BatchBlock.InputQueue = {A,A,A}
NextElement = B //we should trigger a Batch!
BatchBlock.TriggerBatch()
BatchBlock.SendAsync(B);

In this point I expect my batch to be {A,A,A}, but it is {A,A,A,B}

Like TriggerBatch() was asynchronous, and SendAsync was in fact executed before the batch was actually made.

How can I solve this? I obviously don't want to put Task.Wait(x) in there (I tried, and it works, but then performance is poor, of course).

回答1:

I also encountered this issue by trying to call TriggerBatch in the wrong place. As mentioned, the SlidingWindow example using DataflowBlock.Encapsulate is the answer here, but it took some time to adapt so I thought I'd share my completed block.

My ConditionalBatchBlock creates batches up to a maximum size, possibly sooner if a certain condition is met. In my specific scenario I needed to create batches of 100, but always create new batches when certain changes in the data were detected.

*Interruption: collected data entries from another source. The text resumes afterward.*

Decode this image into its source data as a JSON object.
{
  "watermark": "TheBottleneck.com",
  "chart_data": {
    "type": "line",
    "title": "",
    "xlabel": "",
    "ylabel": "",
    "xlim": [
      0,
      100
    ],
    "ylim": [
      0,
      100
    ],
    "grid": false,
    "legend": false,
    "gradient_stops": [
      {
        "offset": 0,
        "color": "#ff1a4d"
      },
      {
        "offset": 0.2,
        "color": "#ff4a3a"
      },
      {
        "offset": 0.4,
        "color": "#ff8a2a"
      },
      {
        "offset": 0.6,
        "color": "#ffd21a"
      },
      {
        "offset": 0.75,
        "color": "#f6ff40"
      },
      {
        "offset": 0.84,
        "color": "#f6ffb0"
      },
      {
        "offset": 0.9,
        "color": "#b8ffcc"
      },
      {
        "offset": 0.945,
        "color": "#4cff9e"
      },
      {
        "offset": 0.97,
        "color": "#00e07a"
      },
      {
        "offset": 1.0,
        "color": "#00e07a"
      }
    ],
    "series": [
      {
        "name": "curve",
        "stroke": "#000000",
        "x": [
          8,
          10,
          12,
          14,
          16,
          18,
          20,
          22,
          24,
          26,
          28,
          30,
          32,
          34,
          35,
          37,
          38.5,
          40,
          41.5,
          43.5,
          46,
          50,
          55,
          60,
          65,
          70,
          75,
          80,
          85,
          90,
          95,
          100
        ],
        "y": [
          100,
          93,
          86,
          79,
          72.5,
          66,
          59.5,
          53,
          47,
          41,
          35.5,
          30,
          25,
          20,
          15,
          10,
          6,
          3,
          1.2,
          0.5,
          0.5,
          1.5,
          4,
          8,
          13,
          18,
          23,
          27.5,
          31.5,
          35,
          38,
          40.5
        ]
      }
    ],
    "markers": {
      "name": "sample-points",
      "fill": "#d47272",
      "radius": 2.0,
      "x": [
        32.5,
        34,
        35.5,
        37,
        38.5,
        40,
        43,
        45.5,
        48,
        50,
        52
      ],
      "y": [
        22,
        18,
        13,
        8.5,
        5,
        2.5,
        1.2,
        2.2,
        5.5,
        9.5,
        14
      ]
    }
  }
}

public static IPropagatorBlock<T, T[]> CreateConditionalBatchBlock<T>(int batchSize, Func<Queue<T>, T, bool> condition)
{
    var queue = new Queue<T>();

    var source = new BufferBlock<T[]>();

    var target = new ActionBlock<T>(async item =>
    {
        // start a new batch if required by the condition
        if (condition(queue, item))
        {
            await source.SendAsync(queue.ToArray());
            queue.Clear();
        }

        queue.Enqueue(item);

        // always send a batch when the max size has been reached
        if (queue.Count == batchSize)
        {
            await source.SendAsync(queue.ToArray());
            queue.Clear();
        }
    });

    // send any remaining items
    target.Completion.ContinueWith(async t =>
    {
        if (queue.Any())
            await source.SendAsync(queue.ToArray());

        source.Complete();
    });

    return DataflowBlock.Encapsulate(target, source);
}

The condition parameter may be simpler in your case. I needed to look at the queue as well as the current item to make the determination whether to create a new batch.

I used it like this:

public async Task RunExampleAsync<T>()
{
    var conditionalBatchBlock = CreateConditionalBatchBlock<T>(100, (queue, currentItem) => ShouldCreateNewBatch(queue, currentItem));

    var actionBlock = new ActionBlock<T[]>(async x => await PerformActionAsync(x));

    conditionalBatchBlock.LinkTo(actionBlock, new DataflowLinkOptions { PropagateCompletion = true });

    await ReadDataAsync<T>(conditionalBatchBlock);

    await actionBlock.Completion;
}